Most recently, Lawing performed at the Haydnsaal at Schloss Esterhazy, the center of Joseph Haydn’s compositional career, as part of the Classical Music Festival, in Eisenstadt, Austria. She has been privileged to perform notable private recitals, including an inauguration concert for Vasco Leotte de Almeida Costa, royal governor of Macau, and a private recital for Madame Chiang Kai-shek. She has recently performed a concert tour of Chile, highlighted by performances with William Lawing in Santiago at the Cultural Center of Providencia. Lawing frequently presents lecture-recitals, conducts master classes at colleges and universities, and serves as adjudicator. Additionally, she serves regularly as a consultant, clinician and lecturer in Dalcroze Eurythmics.
Gloria Cook, an associate professor of piano at Rollins College, holds a doctor of musical arts degree from the Cleveland Institute of Music. She has won many competitions including the Cleveland Institute Concerto Competition, the Springfield Symphony Concerto Competition and the Ohio Federation of Music Club State Competition.

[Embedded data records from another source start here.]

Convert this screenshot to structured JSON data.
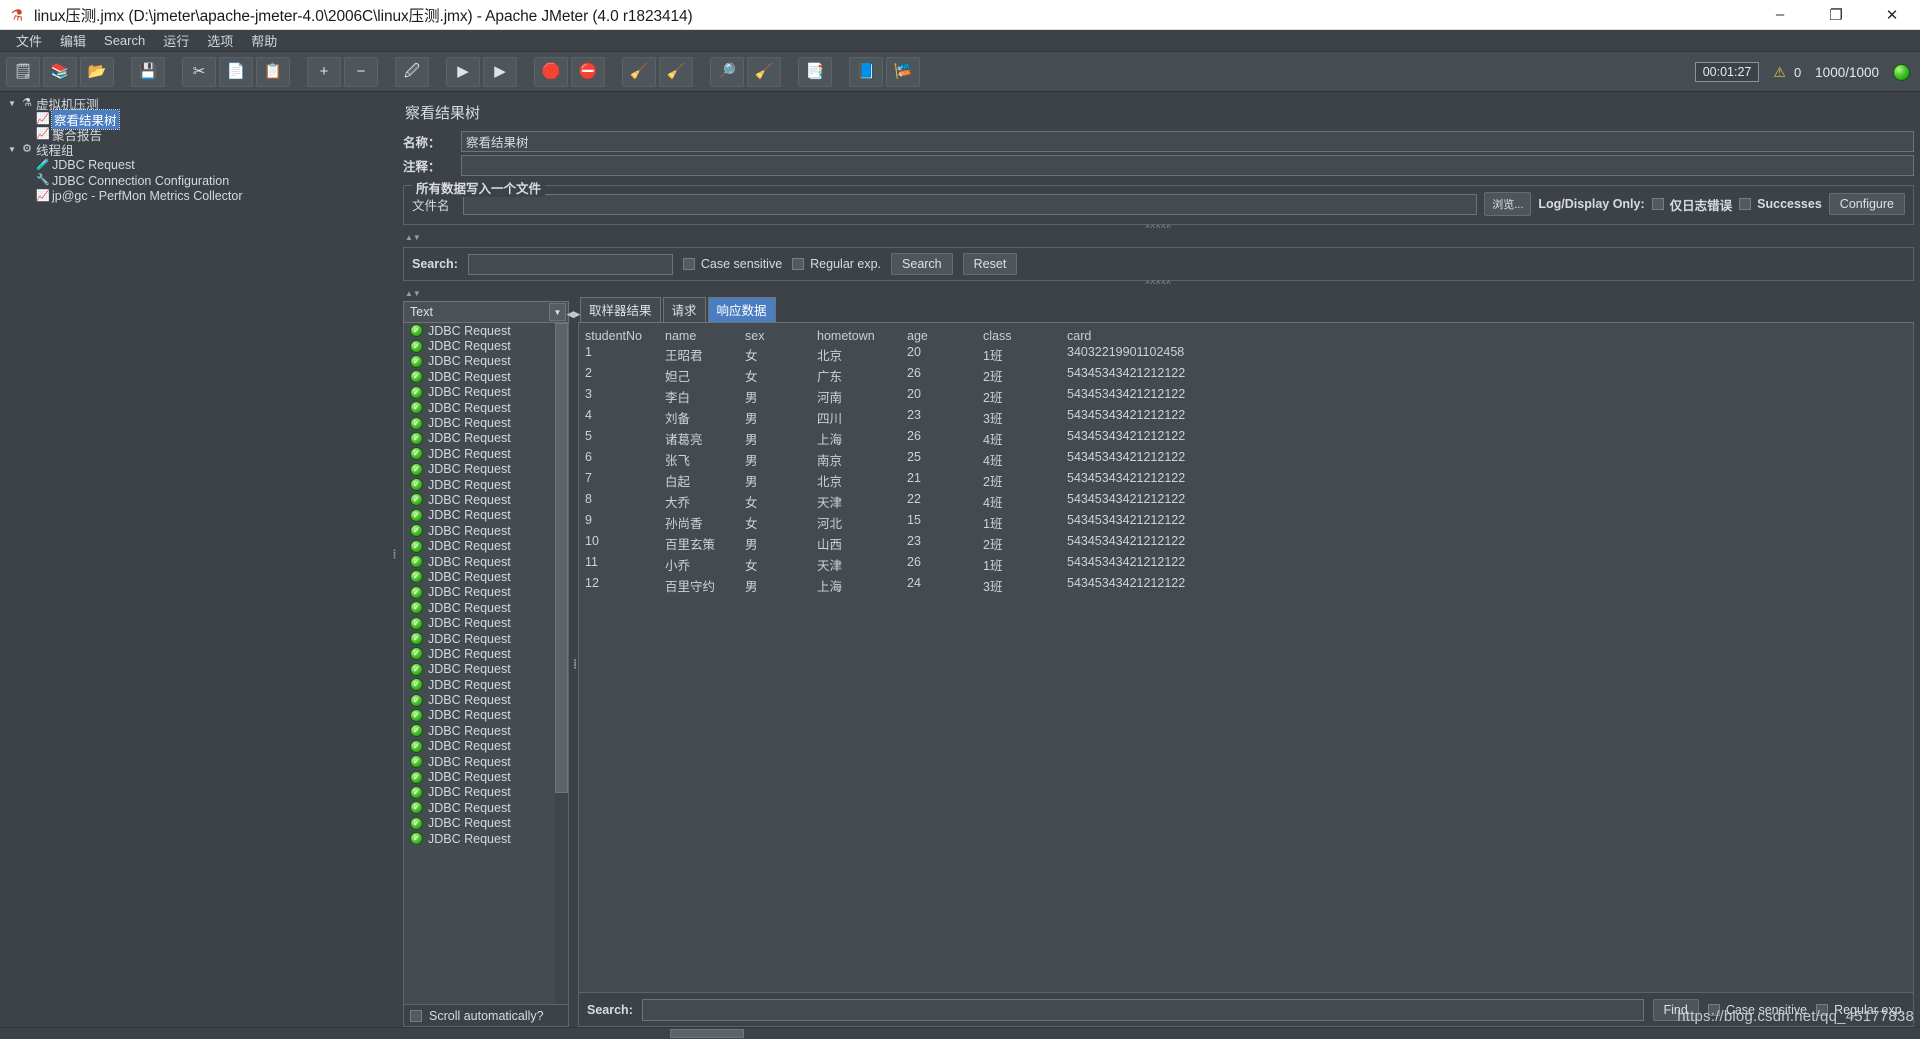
{
  "window": {
    "title": "linux压测.jmx (D:\\jmeter\\apache-jmeter-4.0\\2006C\\linux压测.jmx) - Apache JMeter (4.0 r1823414)",
    "app_icon": "jmeter-flask-icon",
    "minimize": "–",
    "maximize": "❐",
    "close": "✕"
  },
  "menubar": {
    "items": [
      {
        "label": "文件",
        "name": "menu-file"
      },
      {
        "label": "编辑",
        "name": "menu-edit"
      },
      {
        "label": "Search",
        "name": "menu-search"
      },
      {
        "label": "运行",
        "name": "menu-run"
      },
      {
        "label": "选项",
        "name": "menu-options"
      },
      {
        "label": "帮助",
        "name": "menu-help"
      }
    ]
  },
  "toolbar": {
    "buttons": [
      {
        "name": "new-test-plan-button",
        "glyph": "🗒"
      },
      {
        "name": "templates-button",
        "glyph": "📚"
      },
      {
        "name": "open-button",
        "glyph": "📂"
      },
      {
        "name": "save-button",
        "glyph": "💾"
      },
      {
        "name": "cut-button",
        "glyph": "✂"
      },
      {
        "name": "copy-button",
        "glyph": "📄"
      },
      {
        "name": "paste-button",
        "glyph": "📋"
      },
      {
        "name": "expand-all-button",
        "glyph": "+"
      },
      {
        "name": "collapse-all-button",
        "glyph": "−"
      },
      {
        "name": "toggle-button",
        "glyph": "🖉"
      },
      {
        "name": "start-button",
        "glyph": "▶"
      },
      {
        "name": "start-no-timers-button",
        "glyph": "▶"
      },
      {
        "name": "stop-button",
        "glyph": "🛑"
      },
      {
        "name": "shutdown-button",
        "glyph": "⛔"
      },
      {
        "name": "clear-button",
        "glyph": "🧹"
      },
      {
        "name": "clear-all-button",
        "glyph": "🧹"
      },
      {
        "name": "search-button",
        "glyph": "🔎"
      },
      {
        "name": "reset-search-button",
        "glyph": "🧹"
      },
      {
        "name": "function-helper-button",
        "glyph": "📑"
      },
      {
        "name": "help-button",
        "glyph": "📘"
      },
      {
        "name": "undo-button",
        "glyph": "🎏"
      }
    ],
    "status": {
      "elapsed": "00:01:27",
      "warning_icon": "warning-triangle-icon",
      "warning_count": "0",
      "threads": "1000/1000",
      "running_indicator": "green-orb-icon"
    }
  },
  "tree": {
    "items": [
      {
        "label": "虚拟机压测",
        "level": 0,
        "twisty": "▼",
        "icon": "test-plan-icon",
        "selected": false,
        "name": "tree-item-test-plan"
      },
      {
        "label": "察看结果树",
        "level": 1,
        "twisty": "",
        "icon": "view-results-tree-icon",
        "selected": true,
        "name": "tree-item-view-results-tree"
      },
      {
        "label": "聚合报告",
        "level": 1,
        "twisty": "",
        "icon": "aggregate-report-icon",
        "selected": false,
        "name": "tree-item-aggregate-report"
      },
      {
        "label": "线程组",
        "level": 0,
        "twisty": "▼",
        "icon": "thread-group-icon",
        "selected": false,
        "name": "tree-item-thread-group"
      },
      {
        "label": "JDBC Request",
        "level": 1,
        "twisty": "",
        "icon": "jdbc-request-icon",
        "selected": false,
        "name": "tree-item-jdbc-request"
      },
      {
        "label": "JDBC Connection Configuration",
        "level": 1,
        "twisty": "",
        "icon": "jdbc-connection-config-icon",
        "selected": false,
        "name": "tree-item-jdbc-connection-configuration"
      },
      {
        "label": "jp@gc - PerfMon Metrics Collector",
        "level": 1,
        "twisty": "",
        "icon": "perfmon-collector-icon",
        "selected": false,
        "name": "tree-item-perfmon-metrics-collector"
      }
    ]
  },
  "panel": {
    "title": "察看结果树",
    "name_label": "名称：",
    "name_value": "察看结果树",
    "comment_label": "注释：",
    "comment_value": "",
    "filegroup": {
      "title": "所有数据写入一个文件",
      "filename_label": "文件名",
      "filename_value": "",
      "browse_button": "浏览...",
      "log_display_only_label": "Log/Display Only:",
      "errors_only_label": "仅日志错误",
      "successes_label": "Successes",
      "configure_button": "Configure"
    },
    "search": {
      "label": "Search:",
      "value": "",
      "case_sensitive_label": "Case sensitive",
      "regular_exp_label": "Regular exp.",
      "search_button": "Search",
      "reset_button": "Reset"
    },
    "renderer": {
      "selected": "Text",
      "arrow_icon": "chevron-down-icon"
    },
    "results_list": {
      "row_label": "JDBC Request",
      "row_icon": "success-check-icon",
      "row_count": 34,
      "scroll_auto_label": "Scroll automatically?"
    },
    "tabs": [
      {
        "label": "取样器结果",
        "active": false,
        "name": "tab-sampler-result"
      },
      {
        "label": "请求",
        "active": false,
        "name": "tab-request"
      },
      {
        "label": "响应数据",
        "active": true,
        "name": "tab-response-data"
      }
    ],
    "response_table": {
      "headers": [
        "studentNo",
        "name",
        "sex",
        "hometown",
        "age",
        "class",
        "card"
      ],
      "rows": [
        [
          "1",
          "王昭君",
          "女",
          "北京",
          "20",
          "1班",
          "34032219901102458"
        ],
        [
          "2",
          "妲己",
          "女",
          "广东",
          "26",
          "2班",
          "54345343421212122"
        ],
        [
          "3",
          "李白",
          "男",
          "河南",
          "20",
          "2班",
          "54345343421212122"
        ],
        [
          "4",
          "刘备",
          "男",
          "四川",
          "23",
          "3班",
          "54345343421212122"
        ],
        [
          "5",
          "诸葛亮",
          "男",
          "上海",
          "26",
          "4班",
          "54345343421212122"
        ],
        [
          "6",
          "张飞",
          "男",
          "南京",
          "25",
          "4班",
          "54345343421212122"
        ],
        [
          "7",
          "白起",
          "男",
          "北京",
          "21",
          "2班",
          "54345343421212122"
        ],
        [
          "8",
          "大乔",
          "女",
          "天津",
          "22",
          "4班",
          "54345343421212122"
        ],
        [
          "9",
          "孙尚香",
          "女",
          "河北",
          "15",
          "1班",
          "54345343421212122"
        ],
        [
          "10",
          "百里玄策",
          "男",
          "山西",
          "23",
          "2班",
          "54345343421212122"
        ],
        [
          "11",
          "小乔",
          "女",
          "天津",
          "26",
          "1班",
          "54345343421212122"
        ],
        [
          "12",
          "百里守约",
          "男",
          "上海",
          "24",
          "3班",
          "54345343421212122"
        ]
      ]
    },
    "detail_search": {
      "label": "Search:",
      "value": "",
      "find_button": "Find",
      "case_sensitive_label": "Case sensitive",
      "regular_exp_label": "Regular exp."
    }
  },
  "watermark": "https://blog.csdn.net/qq_45177838"
}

Cook has performed as a soloist with the Springfield Symphony, the Hong Kong Philharmonic, the Cleveland Institute of Music Orchestra, the Charleston Symphony and the Bach Festival Choir and Orchestra. She was also a chamber music player at the Tanglewood Music Festival and the Charleston Piccolo Spoleto Festival. Cook studied under William Kurzban, Eunice Podis, Vitya Vronsky Babin and Grant Johannesen. She coached extensively with Martin Katz in collaborative repertoire and with Angela Cheng and Earl Wild in the work of Clara Schumann and George Gershwin.
The Duo Piano Program is sponsored by Catawba’s Community Music program and is the second in Catawba’s Artist Series for this academic year.